Mobilisation et exploitation à outrance des masses populaires… sur le terrain libanais. Objectif: tenter de compenser les gigantesques pertes stratégiques subies en quelques mois. Tel semble être le trait marquant du comportement des Gardiens de la révolution iranienne, et donc du Hezbollah – leur tête de pont – au cours de la prochaine étape. Aussi bien le directoire du “parti de Dieu” que ses maîtres à penser n’ont, en réalité, d’autre choix. Wafic Safa, principale cheville ouvrière de l’appareil sécuritaire du parti pro-iranien, a été très explicite à cet égard, dans une récente interview télévisée: “Nous nous focaliserons dès à présent sur la scène interne” (libanaise), ajoutant que “la flamme régionale” ne s’est pas “encore” éteinte…

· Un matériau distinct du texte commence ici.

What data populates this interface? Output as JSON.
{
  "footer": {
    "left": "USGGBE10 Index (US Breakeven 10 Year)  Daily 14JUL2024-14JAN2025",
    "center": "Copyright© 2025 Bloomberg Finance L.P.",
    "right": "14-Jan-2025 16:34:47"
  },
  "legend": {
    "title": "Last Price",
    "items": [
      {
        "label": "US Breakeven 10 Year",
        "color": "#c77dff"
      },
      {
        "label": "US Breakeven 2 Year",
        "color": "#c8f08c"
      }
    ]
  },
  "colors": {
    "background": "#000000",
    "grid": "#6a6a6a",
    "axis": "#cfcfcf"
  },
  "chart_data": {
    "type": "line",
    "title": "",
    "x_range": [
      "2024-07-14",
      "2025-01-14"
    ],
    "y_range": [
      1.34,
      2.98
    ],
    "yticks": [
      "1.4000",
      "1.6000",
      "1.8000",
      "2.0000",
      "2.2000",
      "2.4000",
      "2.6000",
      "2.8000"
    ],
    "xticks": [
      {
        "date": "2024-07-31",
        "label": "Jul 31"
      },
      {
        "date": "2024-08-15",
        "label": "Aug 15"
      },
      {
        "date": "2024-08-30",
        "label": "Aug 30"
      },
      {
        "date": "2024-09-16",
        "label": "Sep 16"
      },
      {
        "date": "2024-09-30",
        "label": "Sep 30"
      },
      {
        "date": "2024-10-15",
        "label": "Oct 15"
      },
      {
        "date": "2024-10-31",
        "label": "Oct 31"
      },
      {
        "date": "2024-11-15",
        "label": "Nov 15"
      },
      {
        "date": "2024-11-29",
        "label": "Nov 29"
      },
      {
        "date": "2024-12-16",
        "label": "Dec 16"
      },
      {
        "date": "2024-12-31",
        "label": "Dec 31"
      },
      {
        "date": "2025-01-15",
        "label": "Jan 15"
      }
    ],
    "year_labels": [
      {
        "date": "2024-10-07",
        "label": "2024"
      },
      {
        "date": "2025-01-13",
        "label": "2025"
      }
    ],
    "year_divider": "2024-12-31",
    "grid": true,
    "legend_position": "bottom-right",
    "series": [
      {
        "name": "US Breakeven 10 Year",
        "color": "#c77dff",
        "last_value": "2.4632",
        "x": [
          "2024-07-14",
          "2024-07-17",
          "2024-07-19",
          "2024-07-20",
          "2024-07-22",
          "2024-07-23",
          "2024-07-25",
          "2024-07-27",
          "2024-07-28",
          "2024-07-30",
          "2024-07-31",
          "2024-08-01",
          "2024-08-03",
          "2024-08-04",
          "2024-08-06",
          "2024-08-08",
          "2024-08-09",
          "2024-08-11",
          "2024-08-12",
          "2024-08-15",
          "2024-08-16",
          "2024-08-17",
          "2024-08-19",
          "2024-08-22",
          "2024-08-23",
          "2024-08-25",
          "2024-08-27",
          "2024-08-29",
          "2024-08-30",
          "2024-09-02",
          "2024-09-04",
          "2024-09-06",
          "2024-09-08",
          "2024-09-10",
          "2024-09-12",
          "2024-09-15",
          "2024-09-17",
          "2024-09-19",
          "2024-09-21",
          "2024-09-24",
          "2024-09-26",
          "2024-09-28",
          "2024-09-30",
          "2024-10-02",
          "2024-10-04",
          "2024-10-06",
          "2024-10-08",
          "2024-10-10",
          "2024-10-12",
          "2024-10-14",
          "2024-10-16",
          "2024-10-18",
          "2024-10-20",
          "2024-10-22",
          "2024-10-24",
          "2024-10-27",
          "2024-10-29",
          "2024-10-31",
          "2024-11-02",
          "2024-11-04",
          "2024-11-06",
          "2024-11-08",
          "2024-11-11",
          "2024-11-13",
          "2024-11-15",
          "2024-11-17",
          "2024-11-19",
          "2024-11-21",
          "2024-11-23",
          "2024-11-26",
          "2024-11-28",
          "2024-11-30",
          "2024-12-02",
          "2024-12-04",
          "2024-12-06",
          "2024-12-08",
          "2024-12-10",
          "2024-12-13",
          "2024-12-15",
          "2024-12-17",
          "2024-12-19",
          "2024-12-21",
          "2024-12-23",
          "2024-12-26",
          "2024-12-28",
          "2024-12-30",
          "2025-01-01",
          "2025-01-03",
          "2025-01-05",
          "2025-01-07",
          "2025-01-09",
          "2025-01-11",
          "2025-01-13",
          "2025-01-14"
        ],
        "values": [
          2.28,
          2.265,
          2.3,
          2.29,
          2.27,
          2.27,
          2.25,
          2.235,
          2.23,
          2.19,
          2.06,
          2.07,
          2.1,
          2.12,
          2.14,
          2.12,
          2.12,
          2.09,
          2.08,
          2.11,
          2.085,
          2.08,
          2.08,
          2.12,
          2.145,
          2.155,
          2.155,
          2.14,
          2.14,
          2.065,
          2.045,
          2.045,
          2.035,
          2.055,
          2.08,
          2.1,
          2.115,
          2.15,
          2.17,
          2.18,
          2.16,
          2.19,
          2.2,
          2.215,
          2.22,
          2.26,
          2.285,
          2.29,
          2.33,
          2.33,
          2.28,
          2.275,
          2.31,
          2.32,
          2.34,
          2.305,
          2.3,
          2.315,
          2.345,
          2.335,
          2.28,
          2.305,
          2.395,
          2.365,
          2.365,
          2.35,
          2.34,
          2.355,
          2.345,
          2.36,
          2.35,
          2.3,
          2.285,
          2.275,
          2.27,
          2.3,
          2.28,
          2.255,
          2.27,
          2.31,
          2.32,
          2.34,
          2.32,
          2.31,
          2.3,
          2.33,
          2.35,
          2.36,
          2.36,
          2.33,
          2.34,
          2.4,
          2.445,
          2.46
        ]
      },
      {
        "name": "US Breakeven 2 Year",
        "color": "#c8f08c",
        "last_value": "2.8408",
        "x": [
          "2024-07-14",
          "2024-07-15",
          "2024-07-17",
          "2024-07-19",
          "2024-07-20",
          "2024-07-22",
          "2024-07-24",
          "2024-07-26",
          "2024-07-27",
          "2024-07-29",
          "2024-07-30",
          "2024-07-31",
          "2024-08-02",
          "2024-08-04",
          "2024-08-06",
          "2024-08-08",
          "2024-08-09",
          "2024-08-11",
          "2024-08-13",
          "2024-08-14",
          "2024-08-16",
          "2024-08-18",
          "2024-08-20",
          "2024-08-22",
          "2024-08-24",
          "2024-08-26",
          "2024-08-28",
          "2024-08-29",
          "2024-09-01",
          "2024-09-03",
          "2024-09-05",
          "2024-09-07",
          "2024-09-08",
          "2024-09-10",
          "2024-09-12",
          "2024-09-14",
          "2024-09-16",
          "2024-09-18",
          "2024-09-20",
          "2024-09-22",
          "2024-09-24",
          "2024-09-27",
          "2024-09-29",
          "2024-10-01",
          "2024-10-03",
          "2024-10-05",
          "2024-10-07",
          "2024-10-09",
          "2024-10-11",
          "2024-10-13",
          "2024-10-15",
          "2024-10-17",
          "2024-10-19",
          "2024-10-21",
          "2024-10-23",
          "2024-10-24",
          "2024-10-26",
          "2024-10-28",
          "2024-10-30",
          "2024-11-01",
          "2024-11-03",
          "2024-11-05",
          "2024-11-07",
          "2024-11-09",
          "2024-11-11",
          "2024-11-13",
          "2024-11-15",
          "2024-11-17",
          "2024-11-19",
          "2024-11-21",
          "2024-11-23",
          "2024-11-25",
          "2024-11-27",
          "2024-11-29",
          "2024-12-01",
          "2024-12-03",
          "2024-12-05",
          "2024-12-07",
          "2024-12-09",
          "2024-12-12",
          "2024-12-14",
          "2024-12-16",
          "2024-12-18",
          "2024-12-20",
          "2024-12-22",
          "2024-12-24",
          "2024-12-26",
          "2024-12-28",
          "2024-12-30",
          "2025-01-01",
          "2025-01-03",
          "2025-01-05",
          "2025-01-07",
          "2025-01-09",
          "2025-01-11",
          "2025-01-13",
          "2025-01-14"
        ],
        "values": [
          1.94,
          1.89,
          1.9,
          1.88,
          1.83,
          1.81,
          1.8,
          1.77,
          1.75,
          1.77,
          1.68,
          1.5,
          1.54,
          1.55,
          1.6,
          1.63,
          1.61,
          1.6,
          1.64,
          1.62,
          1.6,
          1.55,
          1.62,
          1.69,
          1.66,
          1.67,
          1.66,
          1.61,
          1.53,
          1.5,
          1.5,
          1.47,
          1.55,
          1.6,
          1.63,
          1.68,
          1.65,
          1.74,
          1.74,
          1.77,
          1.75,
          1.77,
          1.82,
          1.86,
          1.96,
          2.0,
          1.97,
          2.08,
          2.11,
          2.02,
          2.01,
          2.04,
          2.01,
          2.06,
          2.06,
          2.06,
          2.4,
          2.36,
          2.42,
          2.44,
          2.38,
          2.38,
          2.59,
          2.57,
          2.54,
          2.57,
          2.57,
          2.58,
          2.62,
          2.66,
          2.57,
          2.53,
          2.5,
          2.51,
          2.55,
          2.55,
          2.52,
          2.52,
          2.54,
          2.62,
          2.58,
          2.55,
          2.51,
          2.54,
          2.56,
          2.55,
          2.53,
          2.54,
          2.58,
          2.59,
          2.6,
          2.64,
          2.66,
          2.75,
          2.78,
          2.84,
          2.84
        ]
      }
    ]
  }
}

Dans le contexte présent, le Hezbollah est confronté à un cumul de réalités amères qu’il tente, tant bien que mal, d’occulter. Elles sont pourtant, malgré le déni, bien réelles. Le parti chiite a du mal à le reconnaître, mais les faits sont là, et il n’est pas sans intérêt de les rappeler: ainsi, le Hezb a bel et bien subi une cuisante défaite militaire face à l’armée israélienne; son commandement, aux plus hauts échelons, a été décapité; son infrastructure a été largement annihilée; une grande partie des villages et des localités qu’il contrôlait a été rasée; ses moyens de financement sont devenus problématiques; sa base populaire se retrouve sans logement et sans ressources, et s’interroge, souvent publiquement, sur le bien-fondé de cette “guerre de soutien” déclenchée le 8 octobre 2023 à la demande de la République islamique.

Sur le plan régional, les tuteurs iraniens du Hezbollah ne sont pas mieux lotis. Ils ont perdu leur espace vital stratégique que constituait la Syrie du clan Assad; de ce fait, le “croissant chiite” qu’ils avaient mis en place pour relier Téhéran à la banlieue-sud a été brisé; leurs proxys irakiens et yéménites sont pour l’instant pratiquement muselés; la République islamique est confrontée à la “politique de pression maximale” relancée par le président Donald Trump, ce qui aggrave davantage la crise sociale et économique interne, déjà aiguë; l’Iran risque fortement de perdre le seul possible allié de poids qui lui restait, Moscou, à la suite de l’entente qui se dessine entre la nouvelle administration américaine et le président Vladimir Poutine.

Face à un tel effondrement généralisé, le Hezbollah se retrouve pratiquement impuissant face à Israël, et sa prétendue “résistance” (chimérique) n’est plus qu’une simple vue de l’esprit. Incapable désormais d’agir sur le terrain, malgré le maintien d’une présence de l’armée de l’État hébreu dans cinq positions stratégiques au Liban-Sud, et en dépit de la poursuite des raids aériens israéliens, dont les derniers en date ont été menés pendant les funérailles qui se déroulaient dimanche à la Cité sportive Camille Chamoun, le parti pro-iranien n’a plus qu’une seule carte à jouer: la mobilisation et la manipulation de la masse, en espérant un éventuel renversement de la vapeur à l’échelle régionale.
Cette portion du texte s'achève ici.